Good morning. The increasing cost of living means that many homeowners in the U.S. can’t leave their homes and some in Britain may not be able to stay in theirs.

Quadruple whammy

Economic policymakers around the world are raising interest rates to try to tame the rising cost of living. Jerome Powell, the Federal Reserve chair, reiterated his commitment to that policy in a speech yesterday. He warned against giving up on inflation “prematurely” and promised to “stay the course until the job is done.”
But both rising rates and high inflation can have very different practical effects depending on who you are and where you live. Gas prices matter much more to people who commute long distances to work, for example. Higher interest rates are costly to people who rely on credit cards to pay their bills, while they can actually be good news for retirees living off savings.

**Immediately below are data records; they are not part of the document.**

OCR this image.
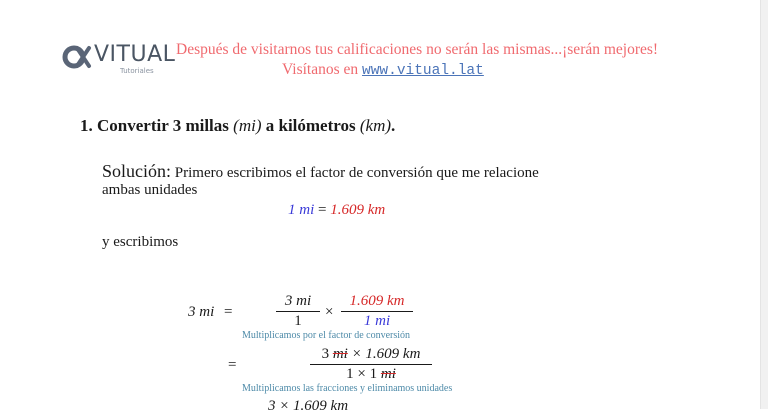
VITUAL
Tutoriales
Después de visitarnos tus calificaciones no serán las mismas...¡serán mejores!
Visítanos en www.vitual.lat
1. Convertir 3 millas (mi) a kilómetros (km).
Solución: Primero escribimos el factor de conversión que me relacione
ambas unidades
1 mi = 1.609 km
y escribimos
3 mi =
3 mi
1
×
1.609 km
1 mi
Multiplicamos por el factor de conversión
=
3 mi × 1.609 km
1 × 1 mi
Multiplicamos las fracciones y eliminamos unidades
3 × 1.609 km
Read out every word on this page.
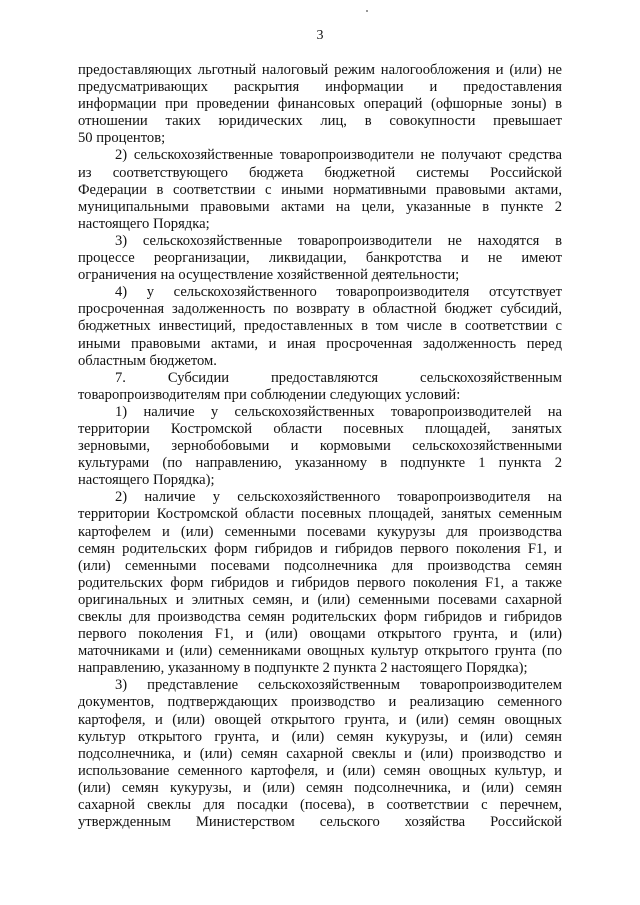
3
предоставляющих льготный налоговый режим налогообложения и (или) не
предусматривающих раскрытия информации и предоставления
информации при проведении финансовых операций (офшорные зоны) в
отношении таких юридических лиц, в совокупности превышает
50 процентов;
2) сельскохозяйственные товаропроизводители не получают средства
из соответствующего бюджета бюджетной системы Российской
Федерации в соответствии с иными нормативными правовыми актами,
муниципальными правовыми актами на цели, указанные в пункте 2
настоящего Порядка;
3) сельскохозяйственные товаропроизводители не находятся в
процессе реорганизации, ликвидации, банкротства и не имеют
ограничения на осуществление хозяйственной деятельности;
4) у сельскохозяйственного товаропроизводителя отсутствует
просроченная задолженность по возврату в областной бюджет субсидий,
бюджетных инвестиций, предоставленных в том числе в соответствии с
иными правовыми актами, и иная просроченная задолженность перед
областным бюджетом.
7. Субсидии предоставляются сельскохозяйственным
товаропроизводителям при соблюдении следующих условий:
1) наличие у сельскохозяйственных товаропроизводителей на
территории Костромской области посевных площадей, занятых
зерновыми, зернобобовыми и кормовыми сельскохозяйственными
культурами (по направлению, указанному в подпункте 1 пункта 2
настоящего Порядка);
2) наличие у сельскохозяйственного товаропроизводителя на
территории Костромской области посевных площадей, занятых семенным
картофелем и (или) семенными посевами кукурузы для производства
семян родительских форм гибридов и гибридов первого поколения F1, и
(или) семенными посевами подсолнечника для производства семян
родительских форм гибридов и гибридов первого поколения F1, а также
оригинальных и элитных семян, и (или) семенными посевами сахарной
свеклы для производства семян родительских форм гибридов и гибридов
первого поколения F1, и (или) овощами открытого грунта, и (или)
маточниками и (или) семенниками овощных культур открытого грунта (по
направлению, указанному в подпункте 2 пункта 2 настоящего Порядка);
3) представление сельскохозяйственным товаропроизводителем
документов, подтверждающих производство и реализацию семенного
картофеля, и (или) овощей открытого грунта, и (или) семян овощных
культур открытого грунта, и (или) семян кукурузы, и (или) семян
подсолнечника, и (или) семян сахарной свеклы и (или) производство и
использование семенного картофеля, и (или) семян овощных культур, и
(или) семян кукурузы, и (или) семян подсолнечника, и (или) семян
сахарной свеклы для посадки (посева), в соответствии с перечнем,
утвержденным Министерством сельского хозяйства Российской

In today’s newsletter, I want to explore a striking example of those differences: the housing market on either side of the Atlantic. In Britain, rising rates are threatening to force some people out of their homes. In the United States, they are in some cases preventing people from moving.

Two countries, two outcomes

At the beginning of this year, the typical U.S. home buyer could get a mortgage with an interest rate of just over 3 percent, low by historical standards. Today, buyers can expect to pay more than twice that in interest — more than 6.5 percent on average, the highest rate in over a decade. To put that in concrete terms, for someone buying a $300,000 home with a 20 percent down payment, that’s the difference between a monthly mortgage payment of $1,000 and a payment of more than $1,500.
If you own a home in the United States, though, chances are your monthly payment hasn’t gone up at all. That’s because a vast majority of homes in this country are bought using 30-year, fixed-rate mortgages. If you locked in a rate of 3 percent last year, your monthly payment will stay the same for the next three decades, no matter what happens with interest rates, home prices or overall inflation.

In Britain, mortgage rates have also risen rapidly. But the impact of higher rates looks very different. That’s because most mortgages there have fixed rates for only two to five years. (Others have variable rate mortgages that automatically change whenever the Bank of England raises or lowers interest rates.) As my colleague Eshe Nelson reported recently, millions of Britons expect their interest rates to jump up over the next year. Inevitably, some of them won’t be able to afford the resulting higher payments, and will be forced to leave their homes.

Winners and losers

There’s no question that, for most U.S. homeowners, the stability that their fixed-rate mortgages provides is a huge benefit right now, effectively insulating them from both the effects of high inflation and rising mortgage rates.
But not everyone comes out ahead. In the U.S., you can’t take your mortgage with you when you move to a new home. As a result, homeowners who might have been planning to relocate over the next few years — to trade up to a bigger house, for example, or to downsize after the kids head to college — now have a strong incentive to stay put and hold on to their low interest rate.

As a result, fewer people are listing their homes for sale, which in turn is keeping home prices high even as the housing market has slowed by other measures. That means that anyone hoping to buy a first home now faces a quadruple whammy: There aren’t many homes to buy. The homes that are available are expensive. Rising interest rates are sapping buyers’ power. And if they don’t buy, then they have to keep paying rent — which is also going up.
As Roman Sustek, an economist at Queen Mary University of London, put it to me: “In the U.S., you’re going to have winners — these are the guys with existing loans — and you’re going to have losers, who are the new borrowers. In the U.K., everyone is going to be a loser.”

These complex dynamics also have implications for the broader economy. The prevalence of fixed-rate mortgages in the U.S. means that the Fed can raise rates aggressively without worrying that millions of people will lose their homes. But it also dampens the effect of those rate increases: If U.S. homeowners were to face a sudden upturn in their housing costs, they’d be likely to pull back their purchases in other areas (something that is already starting to happen in Britain). Instead, many Americans can keep on spending, which could help keep inflation higher for longer.